Examination of the liver
There are numerous ways and procedures to examine the liver. Some of those are listed below:
|Percussion||The lung has a sonorous, the intestines a tympanic percussion sound in contrast to the liver which possesses a damped sound. In that way the upper and lower liver border is identifiable.|
|Liver scratch test||The stethoscope is placed over the epigastrium. Then the patient’s skin is carefully scratched with a finger or a wooden spatula parallel to the costal arch from cranial to caudal in intervals of about one centimeter. The sound of the noise changes with reaching the liver borders.|
|Palpation||In a lying position and during deep inspiration. In that way the lower liver margin slides in caudal direction. The left hand of the examiner lies over the right costal arch, whereas the right hand lies in the epigastric angle. The lower margin of the liver is palpable with fingers 2-5 and its consistency can be assessed (soft or hard, smooth or gibbous, sharp or blunt).|
|X-ray||The liver is radiodense and, therefore, appears light in a radiographic image, so that it is quite possible to define its proximity to the lung. However, it is not possible to delimit it from the heart, which shows a light appearance as well. For that reason sonography and computer tomography are used to assess the liver.|
|Scintigraphy||Due to its numerous metabolic processes the liver accumulates numerous substances; because of that the organ’s widening is visible in scintigraphy.|
|Sonography||The liver and its vessels as well as the gall bladder are easily assessable during deep inspiration. Fatty liver, haemangioma, cyst, metastases or gallstones are diagnosable. The sizing takes place in the midclavicular line (MCL) in cranial – caudal direction (max. 14 cm).|
|Liver puncture||Under constant sonographic monitoring a long hypodermic needle gets pierced through the abdominal wall to stamp out an about one millimeter sized column of the parenchyma. After that the tissue is examined microscopically.|
Popular exam questions concerning the liver
The solutions can be found below the references.

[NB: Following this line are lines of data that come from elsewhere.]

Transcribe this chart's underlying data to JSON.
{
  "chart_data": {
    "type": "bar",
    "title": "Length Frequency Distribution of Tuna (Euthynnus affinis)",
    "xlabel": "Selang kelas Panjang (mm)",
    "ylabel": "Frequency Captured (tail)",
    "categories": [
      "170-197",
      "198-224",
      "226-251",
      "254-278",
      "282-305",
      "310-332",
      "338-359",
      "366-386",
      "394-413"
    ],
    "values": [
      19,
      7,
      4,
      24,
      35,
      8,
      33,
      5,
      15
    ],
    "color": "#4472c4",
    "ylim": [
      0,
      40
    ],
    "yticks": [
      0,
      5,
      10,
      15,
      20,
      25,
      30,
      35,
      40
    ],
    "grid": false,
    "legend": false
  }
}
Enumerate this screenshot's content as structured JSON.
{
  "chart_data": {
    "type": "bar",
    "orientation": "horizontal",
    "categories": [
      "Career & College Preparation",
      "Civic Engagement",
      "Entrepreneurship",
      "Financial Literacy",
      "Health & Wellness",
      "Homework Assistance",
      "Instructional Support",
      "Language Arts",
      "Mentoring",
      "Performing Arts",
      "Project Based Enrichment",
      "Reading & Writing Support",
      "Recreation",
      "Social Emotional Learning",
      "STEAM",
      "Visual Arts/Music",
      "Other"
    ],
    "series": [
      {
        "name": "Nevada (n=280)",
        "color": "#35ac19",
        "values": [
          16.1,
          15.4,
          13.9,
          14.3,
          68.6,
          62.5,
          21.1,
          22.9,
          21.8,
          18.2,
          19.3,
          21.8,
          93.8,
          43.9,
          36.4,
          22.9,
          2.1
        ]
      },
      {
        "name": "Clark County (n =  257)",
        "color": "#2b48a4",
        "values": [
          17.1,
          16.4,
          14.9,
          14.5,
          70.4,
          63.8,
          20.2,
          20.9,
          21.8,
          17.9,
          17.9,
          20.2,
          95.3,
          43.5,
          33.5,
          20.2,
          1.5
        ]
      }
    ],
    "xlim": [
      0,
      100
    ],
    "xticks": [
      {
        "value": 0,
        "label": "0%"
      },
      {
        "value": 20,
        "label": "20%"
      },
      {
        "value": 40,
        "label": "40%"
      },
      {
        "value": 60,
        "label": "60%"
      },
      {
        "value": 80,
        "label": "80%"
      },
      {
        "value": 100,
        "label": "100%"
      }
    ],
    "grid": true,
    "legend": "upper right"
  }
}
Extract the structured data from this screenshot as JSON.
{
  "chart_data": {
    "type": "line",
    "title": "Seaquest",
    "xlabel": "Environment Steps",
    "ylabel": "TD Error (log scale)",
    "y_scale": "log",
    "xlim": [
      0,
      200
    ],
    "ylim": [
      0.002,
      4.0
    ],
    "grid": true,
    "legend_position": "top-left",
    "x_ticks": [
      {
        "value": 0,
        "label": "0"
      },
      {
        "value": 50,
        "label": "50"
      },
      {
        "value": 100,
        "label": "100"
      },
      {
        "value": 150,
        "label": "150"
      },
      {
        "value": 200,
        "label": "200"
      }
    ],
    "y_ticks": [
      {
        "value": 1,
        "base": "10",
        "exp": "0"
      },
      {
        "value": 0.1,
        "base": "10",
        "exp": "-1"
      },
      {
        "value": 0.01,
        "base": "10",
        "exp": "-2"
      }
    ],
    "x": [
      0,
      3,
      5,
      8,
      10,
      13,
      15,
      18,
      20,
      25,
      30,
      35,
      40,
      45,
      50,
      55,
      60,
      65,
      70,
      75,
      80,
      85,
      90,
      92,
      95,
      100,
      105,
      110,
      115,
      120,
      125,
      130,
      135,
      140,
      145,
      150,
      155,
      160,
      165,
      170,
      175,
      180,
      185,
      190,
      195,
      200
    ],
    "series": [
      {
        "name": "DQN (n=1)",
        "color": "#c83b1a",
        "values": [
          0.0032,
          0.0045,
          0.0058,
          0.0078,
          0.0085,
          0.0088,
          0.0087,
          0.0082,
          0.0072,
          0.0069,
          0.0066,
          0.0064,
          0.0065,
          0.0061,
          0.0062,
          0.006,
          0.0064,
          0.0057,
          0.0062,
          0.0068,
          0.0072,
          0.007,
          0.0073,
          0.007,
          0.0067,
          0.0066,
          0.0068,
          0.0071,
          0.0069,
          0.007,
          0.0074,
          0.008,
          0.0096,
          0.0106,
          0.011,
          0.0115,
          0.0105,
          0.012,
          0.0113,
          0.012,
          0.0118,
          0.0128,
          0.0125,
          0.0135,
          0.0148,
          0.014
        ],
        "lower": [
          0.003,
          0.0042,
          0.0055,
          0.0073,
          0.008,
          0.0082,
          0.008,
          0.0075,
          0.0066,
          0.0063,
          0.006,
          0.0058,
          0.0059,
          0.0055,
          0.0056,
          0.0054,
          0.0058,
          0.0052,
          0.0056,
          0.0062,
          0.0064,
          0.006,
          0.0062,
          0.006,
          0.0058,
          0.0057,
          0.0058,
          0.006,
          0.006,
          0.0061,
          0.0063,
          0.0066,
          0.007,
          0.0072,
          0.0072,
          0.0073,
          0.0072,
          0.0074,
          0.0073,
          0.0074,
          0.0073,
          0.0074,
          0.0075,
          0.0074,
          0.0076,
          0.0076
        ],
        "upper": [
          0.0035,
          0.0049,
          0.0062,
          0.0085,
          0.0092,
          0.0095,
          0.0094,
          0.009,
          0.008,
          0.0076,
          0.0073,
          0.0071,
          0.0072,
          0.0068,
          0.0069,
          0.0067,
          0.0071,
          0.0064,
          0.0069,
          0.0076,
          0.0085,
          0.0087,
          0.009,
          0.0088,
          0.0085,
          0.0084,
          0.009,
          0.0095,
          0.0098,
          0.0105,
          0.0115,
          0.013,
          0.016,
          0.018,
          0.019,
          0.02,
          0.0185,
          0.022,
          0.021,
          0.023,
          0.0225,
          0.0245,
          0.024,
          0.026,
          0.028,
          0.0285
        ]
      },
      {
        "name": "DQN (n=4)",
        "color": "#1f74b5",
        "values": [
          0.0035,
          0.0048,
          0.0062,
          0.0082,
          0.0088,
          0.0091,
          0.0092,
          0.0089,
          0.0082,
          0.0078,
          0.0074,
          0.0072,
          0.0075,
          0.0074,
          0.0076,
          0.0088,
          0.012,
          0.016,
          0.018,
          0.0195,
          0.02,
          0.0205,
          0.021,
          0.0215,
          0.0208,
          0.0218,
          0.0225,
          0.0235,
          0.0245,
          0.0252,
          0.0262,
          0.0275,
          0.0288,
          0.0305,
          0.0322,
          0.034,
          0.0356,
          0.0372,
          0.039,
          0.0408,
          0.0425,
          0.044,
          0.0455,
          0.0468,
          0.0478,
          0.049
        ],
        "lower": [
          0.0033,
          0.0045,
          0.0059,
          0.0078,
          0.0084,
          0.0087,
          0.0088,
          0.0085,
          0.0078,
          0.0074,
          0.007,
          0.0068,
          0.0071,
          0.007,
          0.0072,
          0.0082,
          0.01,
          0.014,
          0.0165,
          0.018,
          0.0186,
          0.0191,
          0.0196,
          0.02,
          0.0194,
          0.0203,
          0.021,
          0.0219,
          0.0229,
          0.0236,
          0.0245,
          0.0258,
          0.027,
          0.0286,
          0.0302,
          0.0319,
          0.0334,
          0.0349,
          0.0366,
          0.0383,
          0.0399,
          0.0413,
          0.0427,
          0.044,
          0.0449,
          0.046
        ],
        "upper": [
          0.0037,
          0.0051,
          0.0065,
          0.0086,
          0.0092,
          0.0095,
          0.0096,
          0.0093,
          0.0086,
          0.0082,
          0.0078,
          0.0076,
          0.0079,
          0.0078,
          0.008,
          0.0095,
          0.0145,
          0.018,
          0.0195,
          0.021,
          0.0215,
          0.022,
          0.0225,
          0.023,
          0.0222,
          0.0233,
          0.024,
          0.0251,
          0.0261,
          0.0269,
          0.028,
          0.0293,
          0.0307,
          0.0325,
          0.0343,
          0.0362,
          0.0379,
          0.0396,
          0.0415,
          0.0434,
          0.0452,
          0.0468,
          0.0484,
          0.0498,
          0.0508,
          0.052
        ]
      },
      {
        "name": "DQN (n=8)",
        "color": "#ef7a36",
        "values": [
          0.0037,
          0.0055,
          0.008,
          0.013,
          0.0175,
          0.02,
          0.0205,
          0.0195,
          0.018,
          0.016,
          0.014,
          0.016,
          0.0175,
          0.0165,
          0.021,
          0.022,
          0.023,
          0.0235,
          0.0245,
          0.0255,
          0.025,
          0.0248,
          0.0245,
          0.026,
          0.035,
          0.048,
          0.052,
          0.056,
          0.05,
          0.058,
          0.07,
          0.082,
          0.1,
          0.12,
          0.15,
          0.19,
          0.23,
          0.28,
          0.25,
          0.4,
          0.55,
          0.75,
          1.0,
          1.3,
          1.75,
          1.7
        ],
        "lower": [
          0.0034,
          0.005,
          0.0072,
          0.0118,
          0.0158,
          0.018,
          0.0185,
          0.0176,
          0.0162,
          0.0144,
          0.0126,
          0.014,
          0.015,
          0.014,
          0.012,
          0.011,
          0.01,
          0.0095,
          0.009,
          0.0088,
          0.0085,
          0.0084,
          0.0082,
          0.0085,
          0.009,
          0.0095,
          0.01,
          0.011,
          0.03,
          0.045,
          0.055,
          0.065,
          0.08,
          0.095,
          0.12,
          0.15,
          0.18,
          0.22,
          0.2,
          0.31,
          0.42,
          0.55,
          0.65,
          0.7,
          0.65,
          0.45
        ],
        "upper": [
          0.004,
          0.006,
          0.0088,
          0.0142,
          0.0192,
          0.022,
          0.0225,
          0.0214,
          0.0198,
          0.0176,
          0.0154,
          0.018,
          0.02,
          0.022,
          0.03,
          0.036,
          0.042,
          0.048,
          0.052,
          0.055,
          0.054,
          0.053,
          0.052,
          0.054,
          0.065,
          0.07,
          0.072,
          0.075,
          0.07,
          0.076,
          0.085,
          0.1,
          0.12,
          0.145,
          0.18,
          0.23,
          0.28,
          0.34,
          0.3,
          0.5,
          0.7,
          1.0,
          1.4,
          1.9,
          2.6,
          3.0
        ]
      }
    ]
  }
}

1. Which liver impressions do not exist?
- Impressio colica
- Impressio suprarenalis
- Impressio oesophagea
- Impressio jejunalis
- Impressio gastrica
2. What is not true for the hepatoduodenal ligament?
- Contains the Ductus choledochus
- Forms the Omentum majus together with the Ligamentum hepatogastricum
- Contains the Arteria hepatica propria
- The Vena portae runs through it
- Is part of the Omentum minus
3. Which liver cells do not exist?
- Kupffer cells
- Ito cells
- Pit cells
4. Which statement is true for a liver examination?
- It is not advisable to use sonography to examine the liver.
- Ultrasonic sizing of the liver is performed in the anterior axillary line.
- During a liver puncture the liver gets punctured using X-ray monitoring.
- The stethoscope has to be placed over the epigastric region when performing a liver scratch test
- The liver should be palpated during deep expiration.